/amperity-lambda-runner

Amperity's open source AWS Lambda repository

Primary LanguagePythonMIT LicenseMIT

Amperity Lambda Runner

Welcome to the Amperity Lambda runner repository, this project is designed to make it easy for you to write custom code against our webhook destination. The webhook destination allows you to write your own code, or what we provide, to work with data orchestrated out of your tenant. The webhook will generate the dataset with a pre-signed url in your tenant storage, trigger the lambda, and wait for status callbacks from the lambda. The rest of this README is about getting started quickly with local development, how to write your own lambda, and how to deploy it.

Quickstart

To get started we recommend working locally in our docker environment to verify the functionality you want quickly. If you have a staging environment you can use then you will need to adjust the destination_url in the demo_lambda to use it. These three steps are designed to show that everything is working and you can iterate from there.

  1. Run make docker-build and then make up to build and start the local environment.
  2. Curl our demo lambda to execute the lambda as you would in AWS.
curl -X POST 'http://localhost:5555/lambda/demo_lambda' -H 'Content-Type: application/json' \
 -d '{"data_url": "http://fake_s3:4566/test-bucket/sample.ndjson", "callback_url": "http://api_destination:5005/mock/poll/", "webhook_id": "wh-abcd12345"}'
  1. Verify with make logs and look for "Lambda executed successfully" and "Recieved request with X records."

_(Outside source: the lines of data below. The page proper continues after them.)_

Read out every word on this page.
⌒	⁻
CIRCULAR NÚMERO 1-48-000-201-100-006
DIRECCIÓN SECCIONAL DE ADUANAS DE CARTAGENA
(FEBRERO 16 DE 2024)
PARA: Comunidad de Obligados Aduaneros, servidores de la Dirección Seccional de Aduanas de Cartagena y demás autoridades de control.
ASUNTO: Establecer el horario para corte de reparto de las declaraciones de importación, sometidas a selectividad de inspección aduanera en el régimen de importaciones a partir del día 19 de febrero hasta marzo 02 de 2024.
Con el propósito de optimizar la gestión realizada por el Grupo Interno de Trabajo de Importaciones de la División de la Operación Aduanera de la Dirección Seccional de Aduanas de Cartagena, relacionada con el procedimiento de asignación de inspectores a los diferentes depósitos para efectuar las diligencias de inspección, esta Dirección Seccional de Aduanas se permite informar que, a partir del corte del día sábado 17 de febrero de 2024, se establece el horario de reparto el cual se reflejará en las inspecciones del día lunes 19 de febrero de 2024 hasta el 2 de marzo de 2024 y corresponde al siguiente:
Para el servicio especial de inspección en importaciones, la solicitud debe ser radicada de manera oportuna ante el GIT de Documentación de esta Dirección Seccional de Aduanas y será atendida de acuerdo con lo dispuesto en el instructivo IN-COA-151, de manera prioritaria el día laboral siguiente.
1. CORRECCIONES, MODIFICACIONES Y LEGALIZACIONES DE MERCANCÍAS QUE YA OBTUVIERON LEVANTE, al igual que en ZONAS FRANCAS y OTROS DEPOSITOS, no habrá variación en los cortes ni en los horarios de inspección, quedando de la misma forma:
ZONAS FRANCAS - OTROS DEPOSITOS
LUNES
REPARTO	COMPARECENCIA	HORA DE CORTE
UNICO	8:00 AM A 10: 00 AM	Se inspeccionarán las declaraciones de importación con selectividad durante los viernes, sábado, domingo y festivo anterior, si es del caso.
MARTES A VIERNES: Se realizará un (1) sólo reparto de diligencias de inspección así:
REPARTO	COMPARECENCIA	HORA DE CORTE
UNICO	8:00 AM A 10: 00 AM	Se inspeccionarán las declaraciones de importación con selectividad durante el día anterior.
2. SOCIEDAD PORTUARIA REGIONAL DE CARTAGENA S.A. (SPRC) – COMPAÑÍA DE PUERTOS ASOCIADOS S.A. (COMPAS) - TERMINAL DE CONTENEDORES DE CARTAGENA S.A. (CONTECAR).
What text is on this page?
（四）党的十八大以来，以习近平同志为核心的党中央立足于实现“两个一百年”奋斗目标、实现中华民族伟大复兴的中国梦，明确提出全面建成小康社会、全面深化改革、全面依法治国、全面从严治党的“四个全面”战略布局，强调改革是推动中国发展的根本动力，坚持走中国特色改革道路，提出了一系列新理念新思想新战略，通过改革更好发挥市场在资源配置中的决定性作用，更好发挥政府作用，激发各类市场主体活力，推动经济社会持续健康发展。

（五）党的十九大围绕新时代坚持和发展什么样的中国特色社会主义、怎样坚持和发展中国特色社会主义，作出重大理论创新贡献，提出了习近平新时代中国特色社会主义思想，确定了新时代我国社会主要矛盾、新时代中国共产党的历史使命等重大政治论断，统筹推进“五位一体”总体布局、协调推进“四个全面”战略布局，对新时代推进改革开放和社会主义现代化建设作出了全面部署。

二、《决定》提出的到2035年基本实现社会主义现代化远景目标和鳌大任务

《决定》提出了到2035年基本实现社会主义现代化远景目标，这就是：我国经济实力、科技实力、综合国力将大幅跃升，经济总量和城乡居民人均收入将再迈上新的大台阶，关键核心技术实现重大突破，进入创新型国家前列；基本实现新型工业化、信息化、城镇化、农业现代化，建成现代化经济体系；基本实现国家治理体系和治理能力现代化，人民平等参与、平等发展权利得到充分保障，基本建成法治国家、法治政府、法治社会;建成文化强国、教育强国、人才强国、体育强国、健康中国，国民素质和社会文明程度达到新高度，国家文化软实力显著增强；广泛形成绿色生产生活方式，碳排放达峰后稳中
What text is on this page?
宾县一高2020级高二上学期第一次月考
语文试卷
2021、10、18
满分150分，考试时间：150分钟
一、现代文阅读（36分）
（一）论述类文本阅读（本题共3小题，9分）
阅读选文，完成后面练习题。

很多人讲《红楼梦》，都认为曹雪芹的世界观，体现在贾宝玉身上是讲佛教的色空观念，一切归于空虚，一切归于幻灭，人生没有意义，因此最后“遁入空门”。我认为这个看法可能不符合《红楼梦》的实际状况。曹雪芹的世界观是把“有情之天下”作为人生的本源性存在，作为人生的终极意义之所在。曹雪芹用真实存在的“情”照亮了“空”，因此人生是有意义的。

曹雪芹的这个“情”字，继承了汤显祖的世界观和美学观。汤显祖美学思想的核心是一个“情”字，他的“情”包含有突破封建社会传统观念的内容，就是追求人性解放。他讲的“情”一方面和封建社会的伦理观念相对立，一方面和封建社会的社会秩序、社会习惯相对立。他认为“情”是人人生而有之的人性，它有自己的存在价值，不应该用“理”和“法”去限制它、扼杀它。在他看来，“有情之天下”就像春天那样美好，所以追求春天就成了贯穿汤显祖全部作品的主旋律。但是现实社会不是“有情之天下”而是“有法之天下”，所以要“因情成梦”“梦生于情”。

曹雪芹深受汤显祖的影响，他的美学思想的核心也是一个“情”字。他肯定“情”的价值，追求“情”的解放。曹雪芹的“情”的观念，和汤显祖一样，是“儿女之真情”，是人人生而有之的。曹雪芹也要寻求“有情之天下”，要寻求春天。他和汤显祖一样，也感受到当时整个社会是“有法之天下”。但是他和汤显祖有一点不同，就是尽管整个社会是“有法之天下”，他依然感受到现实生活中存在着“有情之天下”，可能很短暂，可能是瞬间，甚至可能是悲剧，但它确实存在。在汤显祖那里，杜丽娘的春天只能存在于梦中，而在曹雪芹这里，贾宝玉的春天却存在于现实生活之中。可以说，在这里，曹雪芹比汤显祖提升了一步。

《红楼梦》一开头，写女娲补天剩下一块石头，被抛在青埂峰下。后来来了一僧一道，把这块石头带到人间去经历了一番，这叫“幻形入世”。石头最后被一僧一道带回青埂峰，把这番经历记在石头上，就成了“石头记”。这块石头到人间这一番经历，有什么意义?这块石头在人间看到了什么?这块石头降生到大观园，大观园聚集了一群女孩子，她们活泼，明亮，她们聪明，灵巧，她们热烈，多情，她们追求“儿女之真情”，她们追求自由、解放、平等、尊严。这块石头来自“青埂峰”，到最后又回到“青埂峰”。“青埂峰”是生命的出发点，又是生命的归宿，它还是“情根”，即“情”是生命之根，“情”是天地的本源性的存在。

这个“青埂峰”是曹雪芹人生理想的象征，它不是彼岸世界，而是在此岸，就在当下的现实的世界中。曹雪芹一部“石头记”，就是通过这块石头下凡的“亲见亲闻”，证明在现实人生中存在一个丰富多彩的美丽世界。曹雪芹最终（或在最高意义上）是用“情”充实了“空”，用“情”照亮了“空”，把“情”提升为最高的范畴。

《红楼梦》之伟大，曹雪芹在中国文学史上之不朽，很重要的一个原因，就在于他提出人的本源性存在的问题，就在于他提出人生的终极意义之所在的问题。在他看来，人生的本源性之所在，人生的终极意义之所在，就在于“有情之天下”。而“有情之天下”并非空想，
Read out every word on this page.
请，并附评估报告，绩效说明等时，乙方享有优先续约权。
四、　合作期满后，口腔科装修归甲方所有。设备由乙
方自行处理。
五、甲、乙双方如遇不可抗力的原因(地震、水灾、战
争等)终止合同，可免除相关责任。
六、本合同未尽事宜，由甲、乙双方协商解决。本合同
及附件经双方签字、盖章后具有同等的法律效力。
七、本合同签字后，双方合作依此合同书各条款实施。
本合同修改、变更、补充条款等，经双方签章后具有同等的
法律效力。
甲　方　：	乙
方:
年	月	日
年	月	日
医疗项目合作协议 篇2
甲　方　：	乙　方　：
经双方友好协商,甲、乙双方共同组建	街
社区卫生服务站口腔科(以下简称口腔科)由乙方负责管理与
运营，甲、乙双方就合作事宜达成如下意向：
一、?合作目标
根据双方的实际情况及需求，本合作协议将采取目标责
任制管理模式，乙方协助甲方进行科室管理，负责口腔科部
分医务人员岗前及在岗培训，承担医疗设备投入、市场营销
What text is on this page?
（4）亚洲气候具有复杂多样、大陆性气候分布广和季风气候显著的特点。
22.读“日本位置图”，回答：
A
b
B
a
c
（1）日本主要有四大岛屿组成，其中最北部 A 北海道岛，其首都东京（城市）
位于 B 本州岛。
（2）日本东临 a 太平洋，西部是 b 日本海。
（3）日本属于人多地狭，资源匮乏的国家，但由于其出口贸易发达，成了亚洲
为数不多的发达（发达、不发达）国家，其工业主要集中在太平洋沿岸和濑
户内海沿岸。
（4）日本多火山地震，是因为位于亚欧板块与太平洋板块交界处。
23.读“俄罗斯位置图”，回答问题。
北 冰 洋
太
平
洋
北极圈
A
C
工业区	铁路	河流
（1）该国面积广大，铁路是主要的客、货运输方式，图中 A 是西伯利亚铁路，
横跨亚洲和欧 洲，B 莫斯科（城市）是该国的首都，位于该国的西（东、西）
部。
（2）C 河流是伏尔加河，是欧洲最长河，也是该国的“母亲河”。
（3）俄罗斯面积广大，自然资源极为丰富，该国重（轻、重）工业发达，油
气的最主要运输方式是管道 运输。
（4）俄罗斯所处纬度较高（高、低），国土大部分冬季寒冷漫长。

In Developing with data from Amperity we outline what's needed for writing any custom logic you need.

Deploy your lambda

If you are using one of our existing Lambdas you can find instructions for downloading them using the AWS Serverless Repository on our docs site. Not all lambda handlers in this repository are finalized and deployed, if you see one that is wip please reach out to your Amperity contact and we'll give you an update on the work.

If you are writing a custom lambda handler and deploying it then follow the instructions in Developing with data from Amperity. The easiest way is our make target that zips up the necessary files and you can manually upload it.

Developing with data from Amperity

If you are looking to write your own Lambda this section gives you the items, and their order, you need to get that done. What "done" means for you lambda is up to you but the requirements from Amperity is that the status of the lambda is reported back to your tenant. This is why we recommend using AmperityApiRunner as that is baked into the behavior for you.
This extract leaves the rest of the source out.